You might want to take a look at an Astra SP/G100. The cabin ain't what a Hawker's got (though not much worst than a 60), but it does have great legs and short field capabilities. It's been a while since I flew one, but from what I've heard support has gotten much better under Gulfstream. I used to work for an operator with a couple of Lear 60s, and the spread between the mx cost of the best/worst of them was almost 100% over a pretty extended period. Takeaway there is be double-careful if you buy a used one.
 
757BBJ, it seems that you dont know much about the lear 60. You say it burn alot of gas and that my friend is your first wrong answer about the 60. We almost always average 1500-1600 the first hour even with the most poor handling to altitude. You must be thinking about the Lear 24 when you say 200 a hour it is more like 2500 the first hour. I have done numerous Palm spring, vegas, SDL, LAX, trips in the 60 non-stop and usually land with 1500-1800 lbs. It just depends on the winds. I hear the info i got from the hawker 800XP from my numerous buddies who fly for NetJets and fly these hawkers. Most of them plan on and usually make the SLN fuel stop. I dont think they would just make up something like that.
 
After you use the Honeywell 8000 series FMS you will understand. You don't have to punch in codes to delete waypoints. It is much more intuitive than the UNS. And while the UNS is better than the XLS, I personally still consider the UNS to be a negative.
 
It is about a 1 in 10 chance that you are going to make east to west coast non stop in a 60. The 60 has about Five hours of range at LRC of .74 plus reserve so the winds had better be not existant. Better off to go .78 .79 and stop in sln for a 20 minute turn, wink at the cutes and still make the trip in Five hours Fifteen minutes.
 
Learjet Pilot said:
I hear the info i got from the hawker 800XP from my numerous buddies who fly for NetJets and fly these hawkers. Most of them plan on and usually make the SLN fuel stop. I dont think they would just make up something like that.

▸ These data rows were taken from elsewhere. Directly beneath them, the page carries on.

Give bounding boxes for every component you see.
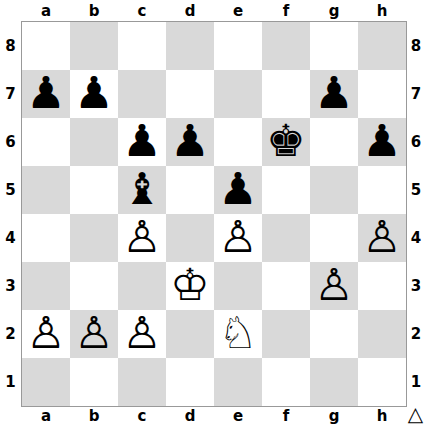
square-f2[interactable] xyxy=(262,310,310,358)
square-c3[interactable] xyxy=(118,262,166,310)
square-g3[interactable]: ♙ xyxy=(310,262,358,310)
square-e8[interactable] xyxy=(214,22,262,70)
square-c7[interactable] xyxy=(118,70,166,118)
black-king-f6: ♚ xyxy=(266,119,305,163)
white-pawn-h4: ♙ xyxy=(362,215,401,259)
square-h3[interactable] xyxy=(358,262,406,310)
file-label-e-top: e xyxy=(214,0,262,21)
square-h7[interactable] xyxy=(358,70,406,118)
rank-label-2-left: 2 xyxy=(0,310,21,358)
square-a2[interactable]: ♙ xyxy=(22,310,70,358)
black-pawn-g7: ♟ xyxy=(314,71,353,115)
white-knight-e2: ♘ xyxy=(218,311,257,355)
square-a7[interactable]: ♟ xyxy=(22,70,70,118)
square-e2[interactable]: ♘ xyxy=(214,310,262,358)
square-e7[interactable] xyxy=(214,70,262,118)
file-label-f-top: f xyxy=(262,0,310,21)
square-g5[interactable] xyxy=(310,166,358,214)
file-label-h-bottom: h xyxy=(358,406,406,426)
rank-label-5-left: 5 xyxy=(0,166,21,214)
square-b1[interactable] xyxy=(70,358,118,406)
file-label-f-bottom: f xyxy=(262,406,310,426)
square-e6[interactable] xyxy=(214,118,262,166)
rank-label-7-right: 7 xyxy=(406,70,426,118)
square-d5[interactable] xyxy=(166,166,214,214)
rank-labels-right: 87654321 xyxy=(406,22,426,406)
white-pawn-e4: ♙ xyxy=(218,215,257,259)
square-h6[interactable]: ♟ xyxy=(358,118,406,166)
square-g8[interactable] xyxy=(310,22,358,70)
square-h8[interactable] xyxy=(358,22,406,70)
file-labels-top: abcdefgh xyxy=(22,0,406,21)
white-pawn-b2: ♙ xyxy=(74,311,113,355)
white-pawn-c2: ♙ xyxy=(122,311,161,355)
square-h4[interactable]: ♙ xyxy=(358,214,406,262)
square-g4[interactable] xyxy=(310,214,358,262)
square-b6[interactable] xyxy=(70,118,118,166)
rank-label-8-left: 8 xyxy=(0,22,21,70)
rank-label-3-left: 3 xyxy=(0,262,21,310)
square-f1[interactable] xyxy=(262,358,310,406)
square-e4[interactable]: ♙ xyxy=(214,214,262,262)
square-c4[interactable]: ♙ xyxy=(118,214,166,262)
black-pawn-c6: ♟ xyxy=(122,119,161,163)
black-pawn-a7: ♟ xyxy=(26,71,65,115)
square-c2[interactable]: ♙ xyxy=(118,310,166,358)
square-f3[interactable] xyxy=(262,262,310,310)
square-c1[interactable] xyxy=(118,358,166,406)
rank-label-1-right: 1 xyxy=(406,358,426,406)
square-b2[interactable]: ♙ xyxy=(70,310,118,358)
black-pawn-h6: ♟ xyxy=(362,119,401,163)
square-d1[interactable] xyxy=(166,358,214,406)
white-pawn-g3: ♙ xyxy=(314,263,353,307)
rank-label-2-right: 2 xyxy=(406,310,426,358)
white-king-d3: ♔ xyxy=(170,263,209,307)
file-label-g-bottom: g xyxy=(310,406,358,426)
file-label-g-top: g xyxy=(310,0,358,21)
square-g7[interactable]: ♟ xyxy=(310,70,358,118)
square-e1[interactable] xyxy=(214,358,262,406)
file-label-a-bottom: a xyxy=(22,406,70,426)
file-labels-bottom: abcdefgh xyxy=(22,406,406,426)
square-a3[interactable] xyxy=(22,262,70,310)
square-g2[interactable] xyxy=(310,310,358,358)
square-d7[interactable] xyxy=(166,70,214,118)
rank-label-5-right: 5 xyxy=(406,166,426,214)
square-d2[interactable] xyxy=(166,310,214,358)
square-c5[interactable]: ♝ xyxy=(118,166,166,214)
file-label-e-bottom: e xyxy=(214,406,262,426)
rank-label-3-right: 3 xyxy=(406,262,426,310)
black-pawn-e5: ♟ xyxy=(218,167,257,211)
square-a6[interactable] xyxy=(22,118,70,166)
rank-label-1-left: 1 xyxy=(0,358,21,406)
black-bishop-c5: ♝ xyxy=(122,167,161,211)
square-a8[interactable] xyxy=(22,22,70,70)
file-label-d-bottom: d xyxy=(166,406,214,426)
file-label-d-top: d xyxy=(166,0,214,21)
square-h2[interactable] xyxy=(358,310,406,358)
rank-label-6-left: 6 xyxy=(0,118,21,166)
black-pawn-d6: ♟ xyxy=(170,119,209,163)
white-to-move-indicator-icon: △ xyxy=(405,401,426,426)
square-h1[interactable] xyxy=(358,358,406,406)
square-d6[interactable]: ♟ xyxy=(166,118,214,166)
square-b7[interactable]: ♟ xyxy=(70,70,118,118)
square-g6[interactable] xyxy=(310,118,358,166)
square-f5[interactable] xyxy=(262,166,310,214)
file-label-a-top: a xyxy=(22,0,70,21)
square-b5[interactable] xyxy=(70,166,118,214)
square-c6[interactable]: ♟ xyxy=(118,118,166,166)
white-pawn-c4: ♙ xyxy=(122,215,161,259)
file-label-b-bottom: b xyxy=(70,406,118,426)
square-c8[interactable] xyxy=(118,22,166,70)
square-g1[interactable] xyxy=(310,358,358,406)
square-d4[interactable] xyxy=(166,214,214,262)
square-f4[interactable] xyxy=(262,214,310,262)
rank-label-6-right: 6 xyxy=(406,118,426,166)
square-f7[interactable] xyxy=(262,70,310,118)
square-e5[interactable]: ♟ xyxy=(214,166,262,214)
square-e3[interactable] xyxy=(214,262,262,310)
square-a5[interactable] xyxy=(22,166,70,214)
file-label-c-top: c xyxy=(118,0,166,21)
square-f6[interactable]: ♚ xyxy=(262,118,310,166)
square-a1[interactable] xyxy=(22,358,70,406)
chess-board: ♟♟♟♟♟♚♟♝♟♙♙♙♔♙♙♙♙♘ xyxy=(21,21,407,407)
rank-label-8-right: 8 xyxy=(406,22,426,70)
chess-diagram: abcdefgh 87654321 ♟♟♟♟♟♚♟♝♟♙♙♙♔♙♙♙♙♘ 876… xyxy=(0,0,426,426)
rank-label-4-left: 4 xyxy=(0,214,21,262)
white-pawn-a2: ♙ xyxy=(26,311,65,355)
file-label-b-top: b xyxy=(70,0,118,21)
rank-label-4-right: 4 xyxy=(406,214,426,262)
black-pawn-b7: ♟ xyxy=(74,71,113,115)
square-d8[interactable] xyxy=(166,22,214,70)
square-d3[interactable]: ♔ xyxy=(166,262,214,310)
square-b3[interactable] xyxy=(70,262,118,310)
square-b4[interactable] xyxy=(70,214,118,262)
square-h5[interactable] xyxy=(358,166,406,214)
rank-label-7-left: 7 xyxy=(0,70,21,118)
rank-labels-left: 87654321 xyxy=(0,22,21,406)
file-label-h-top: h xyxy=(358,0,406,21)
square-a4[interactable] xyxy=(22,214,70,262)
square-b8[interactable] xyxy=(70,22,118,70)
square-f8[interactable] xyxy=(262,22,310,70)
file-label-c-bottom: c xyxy=(118,406,166,426)
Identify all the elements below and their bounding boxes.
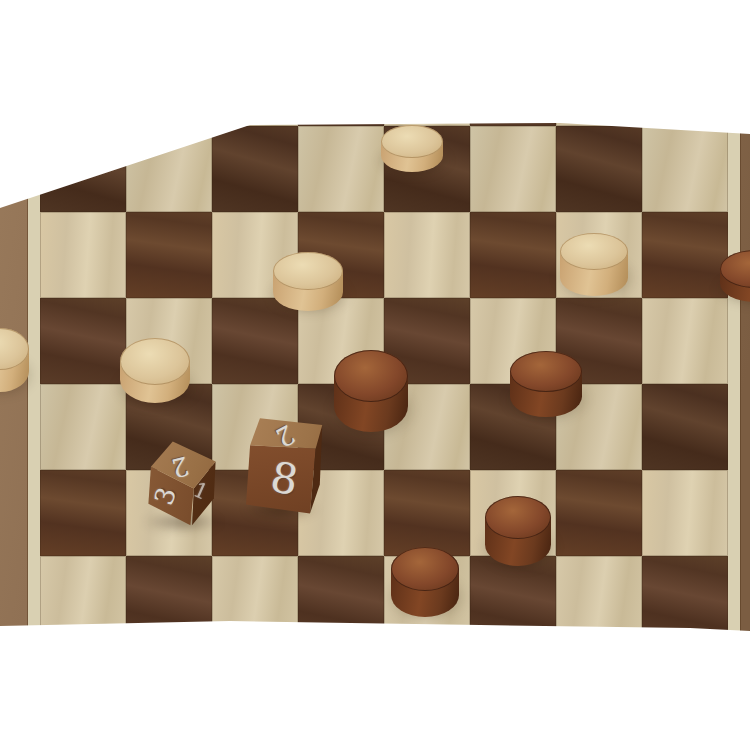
checker-light-c0-r3[interactable]	[0, 328, 29, 392]
square-c0-r3[interactable]	[40, 298, 126, 384]
square-c5-r2[interactable]	[470, 212, 556, 298]
die-2[interactable]: 2 8	[246, 406, 328, 518]
checker-dark-c2-r7[interactable]	[391, 547, 459, 617]
piece-top-face	[391, 547, 459, 591]
square-c7-r3[interactable]	[642, 298, 728, 384]
checker-dark-c7-r4[interactable]	[720, 250, 750, 302]
piece-top-face	[120, 338, 190, 385]
piece-top-face	[485, 496, 551, 539]
checker-light-c3-r4[interactable]	[273, 252, 343, 311]
square-c5-r1[interactable]	[470, 126, 556, 212]
square-c6-r5[interactable]	[556, 470, 642, 556]
square-c4-r2[interactable]	[384, 212, 470, 298]
square-c7-r4[interactable]	[642, 384, 728, 470]
piece-top-face	[273, 252, 343, 290]
square-c0-r5[interactable]	[40, 470, 126, 556]
square-c0-r2[interactable]	[40, 212, 126, 298]
square-c7-r1[interactable]	[642, 126, 728, 212]
piece-top-face	[334, 350, 408, 402]
square-c6-r1[interactable]	[556, 126, 642, 212]
piece-top-face	[510, 351, 582, 392]
piece-top-face	[381, 125, 443, 158]
checker-dark-c4-r7[interactable]	[485, 496, 551, 566]
square-c3-r1[interactable]	[298, 126, 384, 212]
die-1[interactable]: 2 3 1	[140, 438, 224, 528]
checker-light-c5-r2[interactable]	[381, 125, 443, 172]
checker-light-c1-r4[interactable]	[120, 338, 190, 403]
checker-dark-c5-r6[interactable]	[510, 351, 582, 417]
square-c1-r2[interactable]	[126, 212, 212, 298]
piece-top-face	[560, 233, 628, 270]
square-c7-r5[interactable]	[642, 470, 728, 556]
square-c0-r4[interactable]	[40, 384, 126, 470]
square-c4-r5[interactable]	[384, 470, 470, 556]
checker-dark-c2-r5[interactable]	[334, 350, 408, 432]
square-c2-r1[interactable]	[212, 126, 298, 212]
photo-stage: 2 3 1 2 8	[0, 0, 750, 750]
checker-light-c4-r5[interactable]	[560, 233, 628, 296]
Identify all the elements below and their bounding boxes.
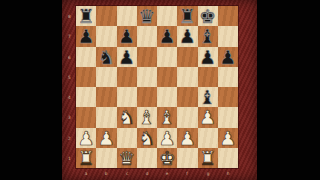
file-label-d: d [140,170,155,178]
square-h2[interactable]: ♟ [218,128,238,148]
white-king-piece[interactable]: ♚ [159,147,176,167]
square-a1[interactable]: ♜ [76,148,96,168]
square-g8[interactable]: ♚ [198,6,218,26]
square-a4[interactable] [76,87,96,107]
square-h8[interactable] [218,6,238,26]
square-c4[interactable] [117,87,137,107]
square-e3[interactable]: ♝ [157,107,177,127]
square-h7[interactable] [218,26,238,46]
square-h5[interactable] [218,67,238,87]
square-d7[interactable] [137,26,157,46]
white-rook-piece[interactable]: ♜ [78,147,95,167]
square-d6[interactable] [137,47,157,67]
chessboard: ♜♛♜♚♟♟♟♟♝♞♟♟♟♝♞♝♝♟♟♟♞♟♟♟♜♛♚♜ [76,6,238,168]
black-rook-piece[interactable]: ♜ [78,6,95,26]
square-g4[interactable]: ♝ [198,87,218,107]
square-g6[interactable]: ♟ [198,47,218,67]
square-g3[interactable]: ♟ [198,107,218,127]
square-e5[interactable] [157,67,177,87]
file-label-h: h [221,170,236,178]
square-f7[interactable]: ♟ [177,26,197,46]
black-pawn-piece[interactable]: ♟ [219,46,236,66]
file-labels: abcdefgh [76,168,238,179]
black-pawn-piece[interactable]: ♟ [199,46,216,66]
rank-label-3: 3 [65,110,74,125]
square-d8[interactable]: ♛ [137,6,157,26]
black-king-piece[interactable]: ♚ [199,6,216,26]
letterbox-right [257,0,320,180]
square-g7[interactable]: ♝ [198,26,218,46]
square-e8[interactable] [157,6,177,26]
white-pawn-piece[interactable]: ♟ [98,127,115,147]
white-bishop-piece[interactable]: ♝ [159,107,176,127]
white-knight-piece[interactable]: ♞ [138,127,155,147]
black-rook-piece[interactable]: ♜ [179,6,196,26]
square-f8[interactable]: ♜ [177,6,197,26]
square-h4[interactable] [218,87,238,107]
rank-label-2: 2 [65,130,74,145]
square-c1[interactable]: ♛ [117,148,137,168]
square-b6[interactable]: ♞ [96,47,116,67]
square-d1[interactable] [137,148,157,168]
black-bishop-piece[interactable]: ♝ [199,87,216,107]
square-c7[interactable]: ♟ [117,26,137,46]
square-c8[interactable] [117,6,137,26]
file-label-a: a [79,170,94,178]
square-d4[interactable] [137,87,157,107]
file-label-e: e [160,170,175,178]
square-d5[interactable] [137,67,157,87]
square-h1[interactable] [218,148,238,168]
square-f1[interactable] [177,148,197,168]
square-d2[interactable]: ♞ [137,128,157,148]
black-pawn-piece[interactable]: ♟ [159,26,176,46]
rank-label-8: 8 [65,9,74,24]
square-g1[interactable]: ♜ [198,148,218,168]
square-b1[interactable] [96,148,116,168]
square-a7[interactable]: ♟ [76,26,96,46]
file-label-b: b [99,170,114,178]
square-h3[interactable] [218,107,238,127]
square-f3[interactable] [177,107,197,127]
square-e1[interactable]: ♚ [157,148,177,168]
square-a8[interactable]: ♜ [76,6,96,26]
black-pawn-piece[interactable]: ♟ [118,46,135,66]
black-pawn-piece[interactable]: ♟ [118,26,135,46]
rank-label-5: 5 [65,70,74,85]
square-g2[interactable] [198,128,218,148]
square-e6[interactable] [157,47,177,67]
white-knight-piece[interactable]: ♞ [118,107,135,127]
file-label-g: g [200,170,215,178]
square-f4[interactable] [177,87,197,107]
white-queen-piece[interactable]: ♛ [118,147,135,167]
square-c2[interactable] [117,128,137,148]
white-bishop-piece[interactable]: ♝ [138,107,155,127]
square-a6[interactable] [76,47,96,67]
rank-label-1: 1 [65,151,74,166]
square-b7[interactable] [96,26,116,46]
square-h6[interactable]: ♟ [218,47,238,67]
white-rook-piece[interactable]: ♜ [199,147,216,167]
square-f6[interactable] [177,47,197,67]
square-c6[interactable]: ♟ [117,47,137,67]
black-bishop-piece[interactable]: ♝ [199,26,216,46]
square-e7[interactable]: ♟ [157,26,177,46]
black-pawn-piece[interactable]: ♟ [78,26,95,46]
file-label-c: c [119,170,134,178]
letterbox-left [0,0,62,180]
white-pawn-piece[interactable]: ♟ [78,127,95,147]
video-frame: 87654321 abcdefgh ♜♛♜♚♟♟♟♟♝♞♟♟♟♝♞♝♝♟♟♟♞♟… [0,0,320,180]
square-b3[interactable] [96,107,116,127]
rank-label-6: 6 [65,49,74,64]
file-label-f: f [180,170,195,178]
white-pawn-piece[interactable]: ♟ [159,127,176,147]
black-queen-piece[interactable]: ♛ [138,6,155,26]
square-f5[interactable] [177,67,197,87]
white-pawn-piece[interactable]: ♟ [199,107,216,127]
square-d3[interactable]: ♝ [137,107,157,127]
square-f2[interactable]: ♟ [177,128,197,148]
square-a5[interactable] [76,67,96,87]
square-b5[interactable] [96,67,116,87]
square-e4[interactable] [157,87,177,107]
rank-labels: 87654321 [63,6,76,168]
square-b8[interactable] [96,6,116,26]
rank-label-7: 7 [65,29,74,44]
white-pawn-piece[interactable]: ♟ [179,127,196,147]
square-c5[interactable] [117,67,137,87]
square-e2[interactable]: ♟ [157,128,177,148]
black-pawn-piece[interactable]: ♟ [179,26,196,46]
rank-label-4: 4 [65,90,74,105]
square-c3[interactable]: ♞ [117,107,137,127]
square-b4[interactable] [96,87,116,107]
square-b2[interactable]: ♟ [96,128,116,148]
square-a2[interactable]: ♟ [76,128,96,148]
square-g5[interactable] [198,67,218,87]
black-knight-piece[interactable]: ♞ [98,46,115,66]
square-a3[interactable] [76,107,96,127]
white-pawn-piece[interactable]: ♟ [219,127,236,147]
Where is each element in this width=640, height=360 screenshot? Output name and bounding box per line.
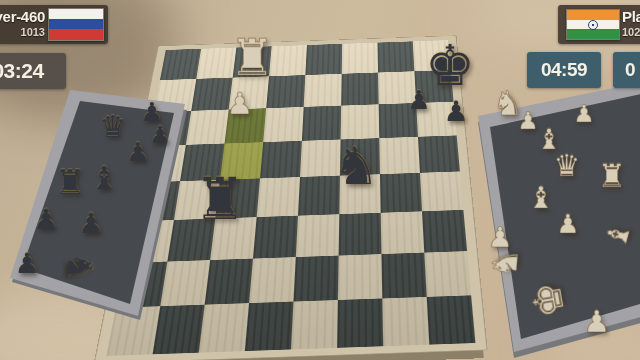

Do you really think that they are stopping in SLN just because they need gas and it's about halfway? Not a chance. Ever been to Flower at SLN? :D

As I said, I do east to west all the time in a Hawker. Not sure why your numerous buddies flying the same airplane can't ever do it.
 
I haven't flown either a Lear 60 or a Hawker 800, but I think that your comment about the Honeywell FMS is open to debate. The Honeywells, at least in the Sovereign, did have slightly more capability than the UNS, but I, personally, found the UNS to be far more user friendly and intuitive.

I would consider the UNS to be a positive.

Rick1128 said:
After you use the Honeywell 8000 series FMS you will understand. You don't have to punch in codes to delete waypoints. It is much more intuitive than the UNS. And while the UNS is better than the XLS, I personally still consider the UNS to be a negative.
 
Learjet Pilot said:
757BBJ, it seems that you dont know much about the lear 60. You say it burn alot of gas and that my friend is your first wrong answer about the 60.

Learjet Pilot, Thanks for writing back. You might have misread/misunderstood what I wrote. I was saying that the Lear60 does not carry a lot of fuel. If it stayed in the low 30s (lets say for wind going West), it would not be able to complete its mission without a tech stop. The Hawker stays in the 30s initially, then completes its climb as fuel burns off and it accelerates. A 60 would burn too much fuel (Fuel on board:pPH ratio) to do that, thus it has to get high to get the #s it needs to be as efficient. The 800 burns about 2K lbs total at 350 the 1st hour. Get it to 410, and it's sipping fuel.